The island was actually a peninsula of swampland when a bookkeeper but aspiring furniture company owner Samuel Zug bought it in the late 1800s. He planned to build a fine house on the Island. He even had a large canal cut through the peninsula that turned his property into an island and connected the Detroit and Rouge Rivers.

Zug and his wife Ann tried living on the island but eventually gave up on the idea. It was just too damp, full of large hungry bugs and varmints and because the natural sulphur springs made the place stink. So the Zugs sold the land to the Detroit Iron Works, who sold it to the National Steel Corporation, who sold it to U.S. Steel in 2003.

But the stink continues today. The Detroit Free Press reported in 2010 that residents of the area say the foul smells are strong enough to cause dry heaves.

Industrial Muscle Atropied

©Scott Sines
When the Packard Automotive Plant was built in 1903 the first nine buildings were typical of the time using a lot of wood for the beams and floors. The words dingy firetrap doesn’t begin to describe it.
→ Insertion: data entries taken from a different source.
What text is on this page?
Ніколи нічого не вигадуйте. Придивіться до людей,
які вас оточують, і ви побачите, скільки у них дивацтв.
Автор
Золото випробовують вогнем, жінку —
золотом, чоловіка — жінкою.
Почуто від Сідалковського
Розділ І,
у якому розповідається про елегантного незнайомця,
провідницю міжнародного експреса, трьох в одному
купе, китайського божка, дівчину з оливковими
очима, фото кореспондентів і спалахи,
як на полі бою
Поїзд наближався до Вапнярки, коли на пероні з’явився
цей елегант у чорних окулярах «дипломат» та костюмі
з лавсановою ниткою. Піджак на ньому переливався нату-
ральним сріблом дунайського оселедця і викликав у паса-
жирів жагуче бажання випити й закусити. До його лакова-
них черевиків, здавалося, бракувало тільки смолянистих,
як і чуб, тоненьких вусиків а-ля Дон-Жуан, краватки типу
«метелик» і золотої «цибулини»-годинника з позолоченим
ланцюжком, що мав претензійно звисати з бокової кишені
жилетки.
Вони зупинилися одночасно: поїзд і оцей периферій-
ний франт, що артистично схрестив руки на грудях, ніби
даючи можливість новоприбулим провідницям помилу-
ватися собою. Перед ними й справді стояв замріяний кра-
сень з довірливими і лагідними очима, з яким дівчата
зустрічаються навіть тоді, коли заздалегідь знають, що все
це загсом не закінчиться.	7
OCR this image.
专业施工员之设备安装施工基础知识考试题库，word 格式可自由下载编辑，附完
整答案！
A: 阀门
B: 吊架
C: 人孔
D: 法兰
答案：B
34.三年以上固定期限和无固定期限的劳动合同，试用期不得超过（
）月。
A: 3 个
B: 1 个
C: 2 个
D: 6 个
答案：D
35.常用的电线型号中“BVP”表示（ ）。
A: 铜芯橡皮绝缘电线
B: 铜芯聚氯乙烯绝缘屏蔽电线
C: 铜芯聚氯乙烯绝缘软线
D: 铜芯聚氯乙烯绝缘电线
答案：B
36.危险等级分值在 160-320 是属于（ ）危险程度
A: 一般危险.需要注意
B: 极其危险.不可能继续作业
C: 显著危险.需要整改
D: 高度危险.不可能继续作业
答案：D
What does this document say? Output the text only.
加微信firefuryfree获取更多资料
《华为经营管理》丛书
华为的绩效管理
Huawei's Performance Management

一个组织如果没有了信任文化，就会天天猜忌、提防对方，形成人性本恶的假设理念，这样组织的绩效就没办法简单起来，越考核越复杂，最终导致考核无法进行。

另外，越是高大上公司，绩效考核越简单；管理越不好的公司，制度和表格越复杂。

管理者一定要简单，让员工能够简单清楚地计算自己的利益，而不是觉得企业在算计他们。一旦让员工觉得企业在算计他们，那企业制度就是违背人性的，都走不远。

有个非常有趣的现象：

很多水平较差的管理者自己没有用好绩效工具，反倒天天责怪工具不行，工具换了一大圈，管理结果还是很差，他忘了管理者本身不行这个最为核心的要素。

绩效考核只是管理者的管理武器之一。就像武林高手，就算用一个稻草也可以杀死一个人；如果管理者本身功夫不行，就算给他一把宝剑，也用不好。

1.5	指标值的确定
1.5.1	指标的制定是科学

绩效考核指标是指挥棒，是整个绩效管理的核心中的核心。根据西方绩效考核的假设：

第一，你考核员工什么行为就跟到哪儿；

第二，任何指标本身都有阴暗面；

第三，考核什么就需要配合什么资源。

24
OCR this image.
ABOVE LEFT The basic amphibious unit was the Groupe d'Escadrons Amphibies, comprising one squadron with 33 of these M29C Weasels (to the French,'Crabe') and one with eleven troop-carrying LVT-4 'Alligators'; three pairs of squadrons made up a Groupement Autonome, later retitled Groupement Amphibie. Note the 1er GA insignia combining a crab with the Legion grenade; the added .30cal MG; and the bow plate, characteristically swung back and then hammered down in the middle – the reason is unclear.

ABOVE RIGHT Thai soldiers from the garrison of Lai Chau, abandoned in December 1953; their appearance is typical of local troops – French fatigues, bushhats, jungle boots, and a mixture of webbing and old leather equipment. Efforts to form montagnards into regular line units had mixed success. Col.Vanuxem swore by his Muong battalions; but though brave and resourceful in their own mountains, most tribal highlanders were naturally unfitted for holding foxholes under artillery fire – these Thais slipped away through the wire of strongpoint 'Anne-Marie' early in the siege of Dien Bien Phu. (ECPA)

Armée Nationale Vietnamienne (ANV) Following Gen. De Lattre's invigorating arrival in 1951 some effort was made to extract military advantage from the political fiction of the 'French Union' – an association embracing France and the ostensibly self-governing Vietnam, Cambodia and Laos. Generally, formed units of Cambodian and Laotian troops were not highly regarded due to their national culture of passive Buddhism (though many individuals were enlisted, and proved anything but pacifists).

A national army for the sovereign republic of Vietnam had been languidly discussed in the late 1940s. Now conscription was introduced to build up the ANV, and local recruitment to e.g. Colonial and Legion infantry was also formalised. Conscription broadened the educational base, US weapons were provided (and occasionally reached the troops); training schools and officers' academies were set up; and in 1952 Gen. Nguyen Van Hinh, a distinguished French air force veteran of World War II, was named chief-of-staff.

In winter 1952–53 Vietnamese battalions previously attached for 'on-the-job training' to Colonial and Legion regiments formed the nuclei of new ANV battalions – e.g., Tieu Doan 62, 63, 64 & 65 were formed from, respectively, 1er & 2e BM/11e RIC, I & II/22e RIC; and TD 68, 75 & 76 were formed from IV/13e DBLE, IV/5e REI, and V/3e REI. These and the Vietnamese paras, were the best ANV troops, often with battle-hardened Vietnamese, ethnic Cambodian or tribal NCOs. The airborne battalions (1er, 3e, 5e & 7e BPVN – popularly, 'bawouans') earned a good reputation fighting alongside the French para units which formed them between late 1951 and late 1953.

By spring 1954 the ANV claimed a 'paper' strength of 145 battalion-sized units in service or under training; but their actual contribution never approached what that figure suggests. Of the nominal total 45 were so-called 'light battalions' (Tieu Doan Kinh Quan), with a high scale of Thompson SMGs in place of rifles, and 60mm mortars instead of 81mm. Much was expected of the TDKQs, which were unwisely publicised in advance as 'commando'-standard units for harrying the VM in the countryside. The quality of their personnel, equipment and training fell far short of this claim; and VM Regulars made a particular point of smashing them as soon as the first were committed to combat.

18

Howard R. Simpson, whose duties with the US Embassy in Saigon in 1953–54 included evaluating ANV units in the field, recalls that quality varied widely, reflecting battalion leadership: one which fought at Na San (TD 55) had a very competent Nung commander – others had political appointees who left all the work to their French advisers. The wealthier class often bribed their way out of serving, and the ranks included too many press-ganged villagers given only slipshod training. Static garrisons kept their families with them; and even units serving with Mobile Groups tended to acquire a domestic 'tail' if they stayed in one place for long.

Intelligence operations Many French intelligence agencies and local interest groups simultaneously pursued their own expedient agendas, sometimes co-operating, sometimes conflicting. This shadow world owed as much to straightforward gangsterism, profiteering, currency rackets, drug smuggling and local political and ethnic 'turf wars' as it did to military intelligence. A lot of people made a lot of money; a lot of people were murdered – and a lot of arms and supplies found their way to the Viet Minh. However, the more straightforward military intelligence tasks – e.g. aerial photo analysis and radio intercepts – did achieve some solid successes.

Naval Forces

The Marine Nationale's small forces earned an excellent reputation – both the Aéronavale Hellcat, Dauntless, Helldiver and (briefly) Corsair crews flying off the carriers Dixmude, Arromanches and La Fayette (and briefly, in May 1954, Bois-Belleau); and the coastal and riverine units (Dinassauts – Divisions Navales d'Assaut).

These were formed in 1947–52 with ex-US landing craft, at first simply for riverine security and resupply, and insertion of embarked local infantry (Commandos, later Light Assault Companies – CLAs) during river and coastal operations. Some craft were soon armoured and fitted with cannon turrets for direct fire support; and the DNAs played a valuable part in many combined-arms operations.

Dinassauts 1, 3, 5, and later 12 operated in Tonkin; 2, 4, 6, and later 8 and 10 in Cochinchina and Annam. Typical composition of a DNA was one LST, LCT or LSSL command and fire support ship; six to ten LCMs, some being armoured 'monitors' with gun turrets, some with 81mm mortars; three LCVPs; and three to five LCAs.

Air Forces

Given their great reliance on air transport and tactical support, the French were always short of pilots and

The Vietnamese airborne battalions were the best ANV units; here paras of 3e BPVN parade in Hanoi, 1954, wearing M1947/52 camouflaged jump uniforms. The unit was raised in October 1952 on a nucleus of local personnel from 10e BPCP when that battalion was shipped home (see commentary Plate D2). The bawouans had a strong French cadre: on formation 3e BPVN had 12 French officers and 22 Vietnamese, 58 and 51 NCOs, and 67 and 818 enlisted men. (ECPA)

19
So Packard enlisted Albert Kahn, known as the architect of Detroit to build its tenth building. Kahn with his brother Julius developed the entire building with a new technology using reinforced concrete. It was strong enough to eliminate the wood used in the original construction. It allowed for more open spaces and floor to ceiling windows eliminating the fire dangers of wood construction and creating a better space for workers. The design for Packard #10 became the standard for industrial buildings of the time.

The Packard Car Company became the largest manufacturing plant in the United States. Its footprint was a massive 3,500,000 square feet and sat on 40 acres on East Grand Boulevard. It employed over 30,000 workers and craftsmen in over 80 trades.

The plant closed in 1958 and a lot like the newspaper industry, the infrastructure outlived the business.